Print de documento destaca parágrafo que diz: ‘trata-se, a rigor, de um verdadeiro planejamento com características terroristas, no qual constam descritos todos os dados necessários para a execução de uma operação de alto risco. O plano dispõe de riqueza de detalhes, com indicações acerca do que seria necessário para a sua execução, e, até mesmo, descrevendo a possibilidade da ocorrência de diversas mortes, inclusive de eventuais militares envolvidos.
Trecho do relatório da PF analisa conteúdo encontrado no arquivo Fox_2017.docx, que foi criado por Fernandes (Reprodução/PF)

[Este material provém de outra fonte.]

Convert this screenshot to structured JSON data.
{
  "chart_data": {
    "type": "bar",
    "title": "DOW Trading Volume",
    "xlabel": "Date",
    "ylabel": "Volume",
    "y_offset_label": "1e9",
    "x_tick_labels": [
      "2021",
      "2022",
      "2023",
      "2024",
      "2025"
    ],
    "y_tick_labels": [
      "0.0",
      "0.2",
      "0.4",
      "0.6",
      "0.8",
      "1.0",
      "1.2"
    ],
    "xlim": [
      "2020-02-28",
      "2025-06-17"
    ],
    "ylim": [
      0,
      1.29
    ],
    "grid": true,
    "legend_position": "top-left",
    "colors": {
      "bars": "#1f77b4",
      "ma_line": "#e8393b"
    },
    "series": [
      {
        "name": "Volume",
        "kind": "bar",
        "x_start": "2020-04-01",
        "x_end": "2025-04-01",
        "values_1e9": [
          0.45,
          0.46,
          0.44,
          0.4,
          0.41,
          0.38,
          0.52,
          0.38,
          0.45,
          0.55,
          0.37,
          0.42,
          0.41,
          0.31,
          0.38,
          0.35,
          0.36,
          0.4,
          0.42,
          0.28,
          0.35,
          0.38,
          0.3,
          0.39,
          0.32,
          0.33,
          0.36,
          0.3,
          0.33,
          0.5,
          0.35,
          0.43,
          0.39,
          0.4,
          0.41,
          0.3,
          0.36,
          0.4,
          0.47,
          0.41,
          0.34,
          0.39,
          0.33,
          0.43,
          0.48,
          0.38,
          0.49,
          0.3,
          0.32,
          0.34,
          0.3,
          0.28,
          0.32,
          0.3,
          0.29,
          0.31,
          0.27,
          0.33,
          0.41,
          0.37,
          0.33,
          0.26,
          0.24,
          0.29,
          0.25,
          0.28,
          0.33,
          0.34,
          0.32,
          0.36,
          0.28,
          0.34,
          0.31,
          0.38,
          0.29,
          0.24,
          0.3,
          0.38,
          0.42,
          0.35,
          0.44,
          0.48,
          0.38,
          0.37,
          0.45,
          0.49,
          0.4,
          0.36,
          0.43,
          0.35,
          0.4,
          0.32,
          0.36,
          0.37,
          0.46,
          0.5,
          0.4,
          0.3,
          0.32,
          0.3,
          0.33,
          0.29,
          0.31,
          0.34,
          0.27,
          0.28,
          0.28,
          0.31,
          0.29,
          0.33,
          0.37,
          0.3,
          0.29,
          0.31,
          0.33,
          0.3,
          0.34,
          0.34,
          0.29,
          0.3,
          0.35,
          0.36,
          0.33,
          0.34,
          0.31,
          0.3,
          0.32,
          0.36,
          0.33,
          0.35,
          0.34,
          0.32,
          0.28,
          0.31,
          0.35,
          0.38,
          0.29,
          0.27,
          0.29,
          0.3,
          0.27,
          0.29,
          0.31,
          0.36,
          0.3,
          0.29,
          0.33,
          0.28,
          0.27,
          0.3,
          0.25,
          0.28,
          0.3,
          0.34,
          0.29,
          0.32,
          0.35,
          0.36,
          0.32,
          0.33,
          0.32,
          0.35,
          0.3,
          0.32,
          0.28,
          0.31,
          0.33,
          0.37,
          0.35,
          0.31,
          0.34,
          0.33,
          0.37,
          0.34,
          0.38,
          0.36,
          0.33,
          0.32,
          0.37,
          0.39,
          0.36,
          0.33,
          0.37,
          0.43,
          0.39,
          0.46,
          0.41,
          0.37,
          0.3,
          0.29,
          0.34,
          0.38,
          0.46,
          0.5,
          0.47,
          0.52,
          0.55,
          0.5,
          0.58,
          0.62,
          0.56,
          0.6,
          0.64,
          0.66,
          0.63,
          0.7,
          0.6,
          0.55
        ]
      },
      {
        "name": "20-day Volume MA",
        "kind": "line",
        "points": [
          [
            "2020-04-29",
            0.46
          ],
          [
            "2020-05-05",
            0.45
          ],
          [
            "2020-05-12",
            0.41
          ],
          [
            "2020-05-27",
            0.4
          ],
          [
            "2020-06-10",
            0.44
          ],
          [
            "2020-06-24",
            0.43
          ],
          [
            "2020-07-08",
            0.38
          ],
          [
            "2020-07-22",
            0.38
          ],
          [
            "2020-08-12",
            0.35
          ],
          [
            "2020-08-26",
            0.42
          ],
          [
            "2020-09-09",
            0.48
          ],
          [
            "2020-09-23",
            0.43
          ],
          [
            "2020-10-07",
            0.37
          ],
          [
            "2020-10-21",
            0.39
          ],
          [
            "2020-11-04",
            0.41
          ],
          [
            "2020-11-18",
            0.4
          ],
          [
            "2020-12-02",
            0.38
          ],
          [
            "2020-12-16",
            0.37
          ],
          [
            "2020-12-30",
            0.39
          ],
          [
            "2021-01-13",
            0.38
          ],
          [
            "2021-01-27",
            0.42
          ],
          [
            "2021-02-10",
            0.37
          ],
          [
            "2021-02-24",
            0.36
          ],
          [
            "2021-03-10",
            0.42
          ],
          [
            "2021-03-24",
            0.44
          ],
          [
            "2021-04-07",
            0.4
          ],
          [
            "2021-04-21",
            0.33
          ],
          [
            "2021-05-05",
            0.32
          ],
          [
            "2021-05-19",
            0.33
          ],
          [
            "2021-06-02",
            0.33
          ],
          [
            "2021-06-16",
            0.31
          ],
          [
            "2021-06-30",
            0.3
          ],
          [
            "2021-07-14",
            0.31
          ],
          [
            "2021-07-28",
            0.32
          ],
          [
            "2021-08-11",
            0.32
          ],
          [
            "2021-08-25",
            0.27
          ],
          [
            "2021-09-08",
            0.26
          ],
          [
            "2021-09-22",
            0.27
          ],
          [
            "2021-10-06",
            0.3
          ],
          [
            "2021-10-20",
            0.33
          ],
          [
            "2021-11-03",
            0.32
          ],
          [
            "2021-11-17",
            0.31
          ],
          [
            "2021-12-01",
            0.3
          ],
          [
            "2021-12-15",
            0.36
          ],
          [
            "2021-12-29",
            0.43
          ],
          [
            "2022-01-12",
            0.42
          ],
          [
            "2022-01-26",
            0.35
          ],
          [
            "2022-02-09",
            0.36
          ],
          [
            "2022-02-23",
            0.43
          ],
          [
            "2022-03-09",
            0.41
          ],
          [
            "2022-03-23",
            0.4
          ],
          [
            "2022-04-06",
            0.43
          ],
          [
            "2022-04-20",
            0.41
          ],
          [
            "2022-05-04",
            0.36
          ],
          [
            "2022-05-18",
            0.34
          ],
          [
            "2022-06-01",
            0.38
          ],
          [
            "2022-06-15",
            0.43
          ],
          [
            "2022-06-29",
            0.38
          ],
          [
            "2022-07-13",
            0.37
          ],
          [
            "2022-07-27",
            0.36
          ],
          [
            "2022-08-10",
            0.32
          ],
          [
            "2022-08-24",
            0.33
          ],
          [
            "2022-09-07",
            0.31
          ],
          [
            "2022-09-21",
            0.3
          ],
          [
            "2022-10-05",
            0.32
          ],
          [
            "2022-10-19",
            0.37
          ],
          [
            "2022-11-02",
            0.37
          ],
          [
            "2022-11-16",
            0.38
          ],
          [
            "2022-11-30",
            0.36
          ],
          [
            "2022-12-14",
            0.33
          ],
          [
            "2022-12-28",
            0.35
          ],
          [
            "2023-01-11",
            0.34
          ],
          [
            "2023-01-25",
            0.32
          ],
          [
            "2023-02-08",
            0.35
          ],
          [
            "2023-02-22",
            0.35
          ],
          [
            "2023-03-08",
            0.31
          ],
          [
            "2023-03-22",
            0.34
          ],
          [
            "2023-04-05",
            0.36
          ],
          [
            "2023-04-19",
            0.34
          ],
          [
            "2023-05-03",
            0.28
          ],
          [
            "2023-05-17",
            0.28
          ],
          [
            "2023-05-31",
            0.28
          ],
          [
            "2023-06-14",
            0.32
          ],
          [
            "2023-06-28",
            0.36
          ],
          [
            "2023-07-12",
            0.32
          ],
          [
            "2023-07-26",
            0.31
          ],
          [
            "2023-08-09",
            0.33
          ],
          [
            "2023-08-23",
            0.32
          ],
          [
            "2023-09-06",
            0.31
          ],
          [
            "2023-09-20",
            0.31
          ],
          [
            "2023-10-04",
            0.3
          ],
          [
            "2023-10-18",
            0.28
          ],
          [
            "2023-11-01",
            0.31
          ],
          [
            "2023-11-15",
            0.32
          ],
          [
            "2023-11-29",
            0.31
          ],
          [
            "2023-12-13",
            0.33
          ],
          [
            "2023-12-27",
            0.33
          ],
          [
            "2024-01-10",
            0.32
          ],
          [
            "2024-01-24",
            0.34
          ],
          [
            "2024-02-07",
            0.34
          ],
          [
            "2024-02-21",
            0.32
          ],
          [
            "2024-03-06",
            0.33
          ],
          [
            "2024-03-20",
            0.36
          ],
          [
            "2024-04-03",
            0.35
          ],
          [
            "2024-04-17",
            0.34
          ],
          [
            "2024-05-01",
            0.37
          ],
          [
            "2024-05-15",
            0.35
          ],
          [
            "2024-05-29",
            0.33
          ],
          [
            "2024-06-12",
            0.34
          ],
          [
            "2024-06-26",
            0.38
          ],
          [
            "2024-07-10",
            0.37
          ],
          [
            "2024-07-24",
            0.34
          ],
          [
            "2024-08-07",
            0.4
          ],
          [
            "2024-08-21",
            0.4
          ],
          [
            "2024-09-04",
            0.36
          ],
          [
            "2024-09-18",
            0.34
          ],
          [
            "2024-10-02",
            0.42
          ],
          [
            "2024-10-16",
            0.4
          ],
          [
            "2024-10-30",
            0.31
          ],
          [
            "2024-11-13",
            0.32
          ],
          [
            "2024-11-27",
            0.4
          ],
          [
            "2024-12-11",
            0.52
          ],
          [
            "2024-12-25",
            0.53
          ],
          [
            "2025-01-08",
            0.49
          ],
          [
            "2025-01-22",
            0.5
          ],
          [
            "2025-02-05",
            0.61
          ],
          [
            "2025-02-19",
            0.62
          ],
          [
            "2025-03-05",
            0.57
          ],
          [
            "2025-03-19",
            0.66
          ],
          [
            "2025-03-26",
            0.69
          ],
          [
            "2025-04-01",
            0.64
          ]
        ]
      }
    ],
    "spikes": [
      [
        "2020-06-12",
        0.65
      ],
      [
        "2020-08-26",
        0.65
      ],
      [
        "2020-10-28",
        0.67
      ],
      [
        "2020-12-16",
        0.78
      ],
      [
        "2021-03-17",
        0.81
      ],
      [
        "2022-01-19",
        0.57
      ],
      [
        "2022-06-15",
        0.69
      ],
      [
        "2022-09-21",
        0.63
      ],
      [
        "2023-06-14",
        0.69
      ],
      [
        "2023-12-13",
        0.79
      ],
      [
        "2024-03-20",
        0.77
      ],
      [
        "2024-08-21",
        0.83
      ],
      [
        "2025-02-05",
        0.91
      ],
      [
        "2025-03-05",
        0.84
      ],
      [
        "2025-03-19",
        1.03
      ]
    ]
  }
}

Os metadados do arquivo indicaram que ele foi criado por Fernandes na manhã de 9 de novembro de 2022 e sofreu uma modificação às 17h05 do mesmo dia.

10. Análise de dados de impressora

A PF requisitou à Presidência da República os dados que mostram a fila de documentos impressos no Palácio do Planalto e no Palácio da Alvorada em 2022.

Os registros de impressão do Planalto revelaram que o usuário “mariof”, pertencente a Fernandes, imprimiu um arquivo com o mesmo número de páginas do “Punhal Verde e Amarelo” às 17h09 de 9 de novembro de 2022.

O nome do arquivo impresso era “Plj.docx”, mas a impressão ocorreu exatamente quatro minutos depois da última modificação no documento “Fox_2017.docx”.

Segundo os dados coletados pelas autoridades, foi usada uma impressora localizada no gabinete da Secretaria-Geral da Presidência.

O relatório da PF também lembra que, no momento da impressão, Bolsonaro estava no Palácio do Planalto e as ERBs indicavam a presença de Rafael Martins e Mauro Cid nas imediações.

A PF verificou ainda que, 40 minutos após a impressão, o controle de visitantes do Palácio da Alvorada registrou a chegada de Mario Fernandes ao local.

O caminho da apuração

Aos Fatos analisou posts no X de perfis ligados à direita e verificou a construção do argumento de que a Polícia Federal não tinha provas para prender os militares na última terça (19).

A reportagem analisou e sistematizou o relatório da instituição relacionado à prisão dos “kids pretos”, que foi divulgado pelo STF, e está tentando localizar a defesa dos investigados, para pedir posicionamento. O texto será atualizado em caso de resposta.